SNB clarified that it is not focused on international expansion, and this investment is representing a financial opportunity to solidify its wealth management, asset management, and investment capabilities.
“We believe the cooperation with a leading global asset manager in both production and distribution of different products to enhance our presence in the institutional asset management space,” said an SNB spokesperson, adding that its Shariah-based skill set will complement those of Credit Suisse and can mutually benefit from each other,
The Saudi bank further added that it is “highly disciplined” in its investment portfolio and does not have any plans to increase its stake in Credit Suisse beyond 9.9 percent.
“We are not committed to any future capital raising by Credit Suisse. Any future investment will be based on the financial and strategic merits of such investment, considering the impact on capital returns and shareholder value.

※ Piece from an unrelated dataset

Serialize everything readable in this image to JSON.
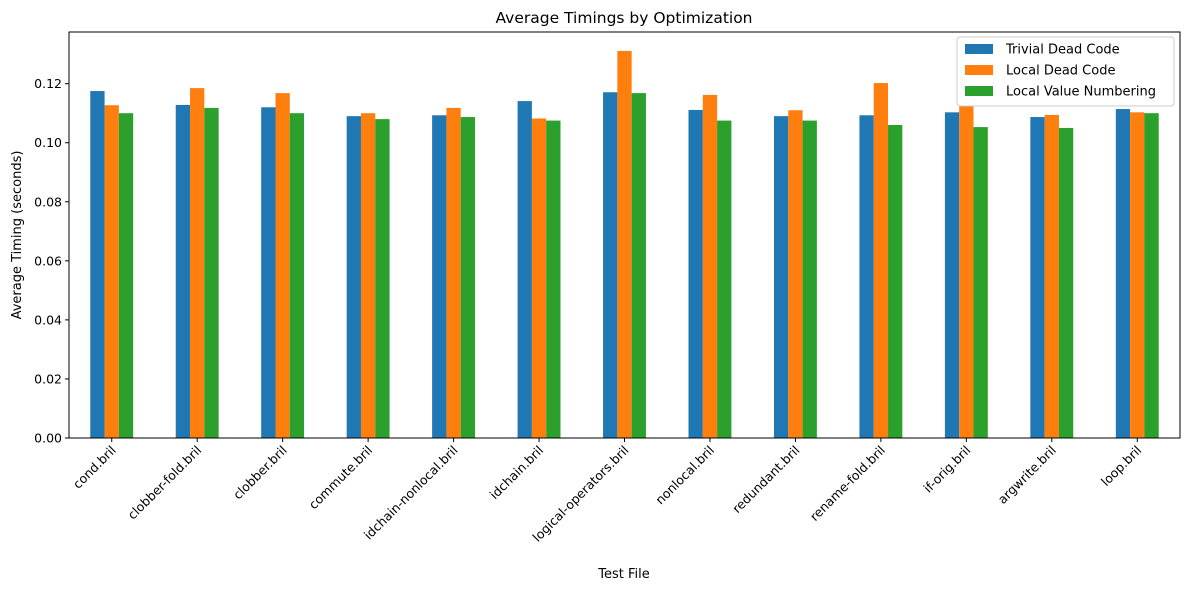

“We will review the execution of the strategy articulated by CS with their Q3 2022 results and decide on any future steps at the appropriate time,” said the SNB spokesperson.
SNB said that the investment in Credit Suisse will be accretive in the medium to long term, and added that there could be some short-term execution risks.
The bank further added that it has invested in ordinary shares in SNB with no additional rights or obligations.
The investment of SNB in Credit Suisse is a part of the Saudi Arabian bank’s overall investment portfolio of $68.7 billion.
“The holding (investment in Credit Suisse) will comprise 2.2 percent of SNB’s proforma investment book, 3.5 percent of the total shareholders’ equity, and 0.6 percent of total consolidated assets,” said the SNB spokesperson.
From a capital perspective, the transaction is expected to have a limited total impact, with 20-40 bps over the next five years, with SNB preserving a significant buffer above regulatory capital requirements given its robust capital position, the release added.
Meanwhile, Credit Suisse Group’s newly created investment bank, CS First Boston, will advise on mergers and acquisitions, raise capital for clients through equity and debt markets, and provide leveraged finance as part of its core offerings, Reuters reported citing an internal memo.
“Over time, CS First Boston’s structure will evolve to become an independent standalone investment bank, enabling it to attract third-party capital and include employee ownership,” wrote David Miller, global head of CS First Boston in a memo to the staff.